I wonder if we could go back to running our own Confluence server in
our zone... but only to serve as the editing platform... so we could
install the plugins we want and implement the procedure we need to
sync up to the "real" website.
That... and its a bit safer in that someone won't nuke all of our
content when then accidentally import a different install (not just a
space export).
And it would make it easier for use to backup too... since right new
we are getting timeouts when exporting that Hernan was talking about.
--jason
On Aug 4, 2006, at 6:59 PM, Matt Hogstrom wrote:
Very nice Jason...like Dain asked...is there anything he can do :)
Jason Dillon wrote:
On Jul 26, 2006, at 8:52 AM, Hernan Cunico wrote:
Confluence uses it's own versioning to manage the history changes
to "confluence" pages, AFAIK confluence does not support SVN yet.
For the cwiki we use the "autoexport" plugin to get the
confluence content automatically exported into HTML format and
via a template we customize the look & feel of those exported pages.
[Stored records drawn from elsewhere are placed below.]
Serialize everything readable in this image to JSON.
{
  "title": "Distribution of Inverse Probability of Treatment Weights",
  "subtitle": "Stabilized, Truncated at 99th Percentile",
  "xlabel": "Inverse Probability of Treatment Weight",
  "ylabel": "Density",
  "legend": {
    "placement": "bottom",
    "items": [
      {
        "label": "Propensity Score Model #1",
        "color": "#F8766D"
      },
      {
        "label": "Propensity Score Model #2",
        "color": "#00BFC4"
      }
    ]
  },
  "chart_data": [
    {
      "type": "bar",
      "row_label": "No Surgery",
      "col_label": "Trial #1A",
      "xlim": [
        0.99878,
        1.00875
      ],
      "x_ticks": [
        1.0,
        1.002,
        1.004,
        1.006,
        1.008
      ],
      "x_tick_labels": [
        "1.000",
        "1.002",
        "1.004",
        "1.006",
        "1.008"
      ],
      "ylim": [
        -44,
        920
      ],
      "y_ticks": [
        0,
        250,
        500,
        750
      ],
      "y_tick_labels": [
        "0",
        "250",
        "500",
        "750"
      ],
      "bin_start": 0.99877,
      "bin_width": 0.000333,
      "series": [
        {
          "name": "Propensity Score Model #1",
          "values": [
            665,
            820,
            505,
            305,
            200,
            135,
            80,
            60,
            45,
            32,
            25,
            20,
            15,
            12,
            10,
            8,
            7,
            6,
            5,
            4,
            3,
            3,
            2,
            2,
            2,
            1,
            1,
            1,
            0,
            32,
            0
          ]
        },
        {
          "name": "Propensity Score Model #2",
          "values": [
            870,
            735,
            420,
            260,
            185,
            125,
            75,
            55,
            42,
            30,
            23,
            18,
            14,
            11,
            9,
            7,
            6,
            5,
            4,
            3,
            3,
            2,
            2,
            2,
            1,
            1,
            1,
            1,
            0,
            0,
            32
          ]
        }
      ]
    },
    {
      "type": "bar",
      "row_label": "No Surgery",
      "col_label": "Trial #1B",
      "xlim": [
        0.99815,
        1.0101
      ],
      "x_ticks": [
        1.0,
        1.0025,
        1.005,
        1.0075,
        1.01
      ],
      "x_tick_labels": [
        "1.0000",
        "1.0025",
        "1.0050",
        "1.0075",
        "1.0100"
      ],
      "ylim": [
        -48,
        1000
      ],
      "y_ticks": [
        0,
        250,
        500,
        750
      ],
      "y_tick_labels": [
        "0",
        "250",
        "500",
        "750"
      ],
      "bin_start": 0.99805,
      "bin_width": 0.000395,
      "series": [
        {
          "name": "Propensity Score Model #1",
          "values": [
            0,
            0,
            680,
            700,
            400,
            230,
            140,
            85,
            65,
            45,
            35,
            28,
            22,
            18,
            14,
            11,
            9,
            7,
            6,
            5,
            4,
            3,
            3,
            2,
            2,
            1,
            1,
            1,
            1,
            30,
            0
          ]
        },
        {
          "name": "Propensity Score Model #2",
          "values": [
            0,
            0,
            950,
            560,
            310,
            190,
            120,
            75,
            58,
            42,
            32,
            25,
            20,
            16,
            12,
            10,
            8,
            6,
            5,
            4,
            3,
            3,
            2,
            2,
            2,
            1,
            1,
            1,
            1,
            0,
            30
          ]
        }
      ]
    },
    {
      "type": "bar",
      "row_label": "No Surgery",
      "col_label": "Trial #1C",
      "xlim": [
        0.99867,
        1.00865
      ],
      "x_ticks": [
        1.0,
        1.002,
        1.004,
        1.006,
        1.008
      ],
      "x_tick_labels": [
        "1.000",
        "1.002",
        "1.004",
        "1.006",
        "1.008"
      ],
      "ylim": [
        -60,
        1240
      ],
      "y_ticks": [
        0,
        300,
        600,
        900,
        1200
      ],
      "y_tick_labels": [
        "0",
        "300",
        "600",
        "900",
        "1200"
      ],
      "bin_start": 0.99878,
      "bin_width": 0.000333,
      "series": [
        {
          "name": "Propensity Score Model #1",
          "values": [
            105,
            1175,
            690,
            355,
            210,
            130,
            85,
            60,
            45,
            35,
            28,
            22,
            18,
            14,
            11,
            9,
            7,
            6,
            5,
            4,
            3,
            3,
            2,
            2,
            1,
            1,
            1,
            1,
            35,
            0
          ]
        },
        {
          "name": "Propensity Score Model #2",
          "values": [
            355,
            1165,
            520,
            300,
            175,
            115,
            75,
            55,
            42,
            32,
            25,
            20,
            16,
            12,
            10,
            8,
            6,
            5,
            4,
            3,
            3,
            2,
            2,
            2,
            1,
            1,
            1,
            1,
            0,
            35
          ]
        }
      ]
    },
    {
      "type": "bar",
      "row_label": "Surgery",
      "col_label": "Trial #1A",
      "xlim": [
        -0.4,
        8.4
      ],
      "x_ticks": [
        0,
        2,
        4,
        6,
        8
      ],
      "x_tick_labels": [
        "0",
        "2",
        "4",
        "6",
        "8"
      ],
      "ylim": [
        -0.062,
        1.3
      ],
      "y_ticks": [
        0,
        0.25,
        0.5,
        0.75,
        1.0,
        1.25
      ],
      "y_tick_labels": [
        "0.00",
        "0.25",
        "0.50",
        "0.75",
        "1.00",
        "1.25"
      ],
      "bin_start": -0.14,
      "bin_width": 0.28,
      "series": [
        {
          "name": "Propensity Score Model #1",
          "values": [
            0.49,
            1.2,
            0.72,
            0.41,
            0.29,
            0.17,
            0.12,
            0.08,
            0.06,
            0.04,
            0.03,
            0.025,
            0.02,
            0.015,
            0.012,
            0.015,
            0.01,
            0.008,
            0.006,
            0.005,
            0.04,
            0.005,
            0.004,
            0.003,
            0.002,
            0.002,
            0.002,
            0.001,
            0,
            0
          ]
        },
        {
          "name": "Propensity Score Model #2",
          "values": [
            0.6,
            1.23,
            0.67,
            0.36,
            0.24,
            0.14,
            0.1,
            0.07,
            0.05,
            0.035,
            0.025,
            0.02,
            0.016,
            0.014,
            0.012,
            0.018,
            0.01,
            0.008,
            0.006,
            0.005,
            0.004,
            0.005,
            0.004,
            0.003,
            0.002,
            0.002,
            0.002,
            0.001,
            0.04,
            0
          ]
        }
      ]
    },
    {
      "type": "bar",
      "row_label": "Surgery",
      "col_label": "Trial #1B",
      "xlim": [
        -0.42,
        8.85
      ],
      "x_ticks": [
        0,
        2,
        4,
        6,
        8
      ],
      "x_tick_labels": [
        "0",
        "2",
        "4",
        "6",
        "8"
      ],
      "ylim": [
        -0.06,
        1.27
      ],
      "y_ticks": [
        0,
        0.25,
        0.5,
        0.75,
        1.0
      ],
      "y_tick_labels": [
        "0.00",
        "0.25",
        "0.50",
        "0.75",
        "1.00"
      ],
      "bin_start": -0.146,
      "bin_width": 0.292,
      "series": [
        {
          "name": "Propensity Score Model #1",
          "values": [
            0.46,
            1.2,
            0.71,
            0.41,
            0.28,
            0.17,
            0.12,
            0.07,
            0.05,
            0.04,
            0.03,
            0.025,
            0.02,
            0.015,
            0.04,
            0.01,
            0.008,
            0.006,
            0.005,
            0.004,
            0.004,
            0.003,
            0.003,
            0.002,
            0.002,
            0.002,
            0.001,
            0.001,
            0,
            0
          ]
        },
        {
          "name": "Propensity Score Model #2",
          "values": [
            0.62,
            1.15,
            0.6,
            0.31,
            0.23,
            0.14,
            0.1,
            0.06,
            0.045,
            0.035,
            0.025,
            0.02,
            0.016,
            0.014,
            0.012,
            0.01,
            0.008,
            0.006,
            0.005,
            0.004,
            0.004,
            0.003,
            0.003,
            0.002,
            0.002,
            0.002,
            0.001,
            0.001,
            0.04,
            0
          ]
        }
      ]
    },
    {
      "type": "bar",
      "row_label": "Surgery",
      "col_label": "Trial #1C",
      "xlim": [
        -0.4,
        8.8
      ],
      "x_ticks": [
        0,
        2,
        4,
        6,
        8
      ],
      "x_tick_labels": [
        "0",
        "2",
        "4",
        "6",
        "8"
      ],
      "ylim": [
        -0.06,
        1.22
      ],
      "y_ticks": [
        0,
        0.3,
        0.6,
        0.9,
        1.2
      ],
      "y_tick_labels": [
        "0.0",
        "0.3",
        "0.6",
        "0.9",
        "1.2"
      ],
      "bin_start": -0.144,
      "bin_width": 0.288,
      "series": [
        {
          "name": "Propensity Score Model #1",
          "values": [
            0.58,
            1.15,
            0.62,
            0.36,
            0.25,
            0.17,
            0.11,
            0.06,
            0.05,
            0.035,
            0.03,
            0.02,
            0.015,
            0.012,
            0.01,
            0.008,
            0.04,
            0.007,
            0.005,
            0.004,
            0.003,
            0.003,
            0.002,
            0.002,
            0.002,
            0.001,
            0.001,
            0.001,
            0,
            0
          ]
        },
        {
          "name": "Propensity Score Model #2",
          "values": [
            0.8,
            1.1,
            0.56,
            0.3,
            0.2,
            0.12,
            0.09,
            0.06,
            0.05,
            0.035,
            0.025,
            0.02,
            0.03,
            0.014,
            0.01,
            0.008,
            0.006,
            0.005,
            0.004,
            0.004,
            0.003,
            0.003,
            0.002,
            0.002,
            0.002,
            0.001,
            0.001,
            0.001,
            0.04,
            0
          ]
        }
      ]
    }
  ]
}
I believe it to be highly unlikely that Confluence will natively
support SVN for versioning... ever. I did however implement a
prototype of a plugin that would commit changes to wiki pages to
SVN... but never really finished it.
The exported pages are independent from confluence version
control, if we use a different version control we will not get
the exported HTML in sync with the actual (and versioned)
confluence content. Rolling back changes will be a nightmare. We
need to find out a way to get those two in sync.
I believe we can solve this problem easily. First, when you
rollback a page in Confluence, then AutoExport will rebuild the
static page based on the new version... so they are in sync in
some degree. For most types of rollbacks the Confluence
mechanism should be used.
Probably we want to include some comments in the generated pages
(via the vsl template) to include the path in Confluence, the page
version number and who changed it. Then, if we did rsync to SVN
to publish then we have the required details to know how to roll
the change back from Confluence. This should be trivial.
We could also implement a SVN tag for each push, which would make
it easier to quickly rollback the site if something major
happened... granted it would be a bit of work to get Confluence
back in sync. But, with the above comments, and the tag, we could
easily disable the automatic sync and revert pages to the correct
version (based on the comments in last known good tag).
Or, if I finish my SVN plugin, then we could just re-import the
entire space from a specific revision number.
Lots of options.
The plugin has some issues/limitations that still need to be
addressed, it even has it's own JIRA (http://could.it/autoexport/
index.html). Some of those issues will not let us serve the HTML
from a different location, well at least not totally.
We may want to add an additional massaging of the content, where
we can fix any limitations that AutoExport has...
Or we could fix AutoExport to better suite our needs.
Or both.
Security seems to be an easy thing to manage as we can restrict
access by users and groups in terms of confluence, but we will
not have access to the actual autoexported HTML content. If we
need to delete any content from the autoexported directories we
will not be able to do it ourselves, just the infrastructure
folks have access to the FS.
I'm going to see if infra@ will let a few of us have access to it,
so that I can better help admin the Confluence install.
But... the AutoExport plugin should really have a mechanism to
clean + publish... which should be easy to add.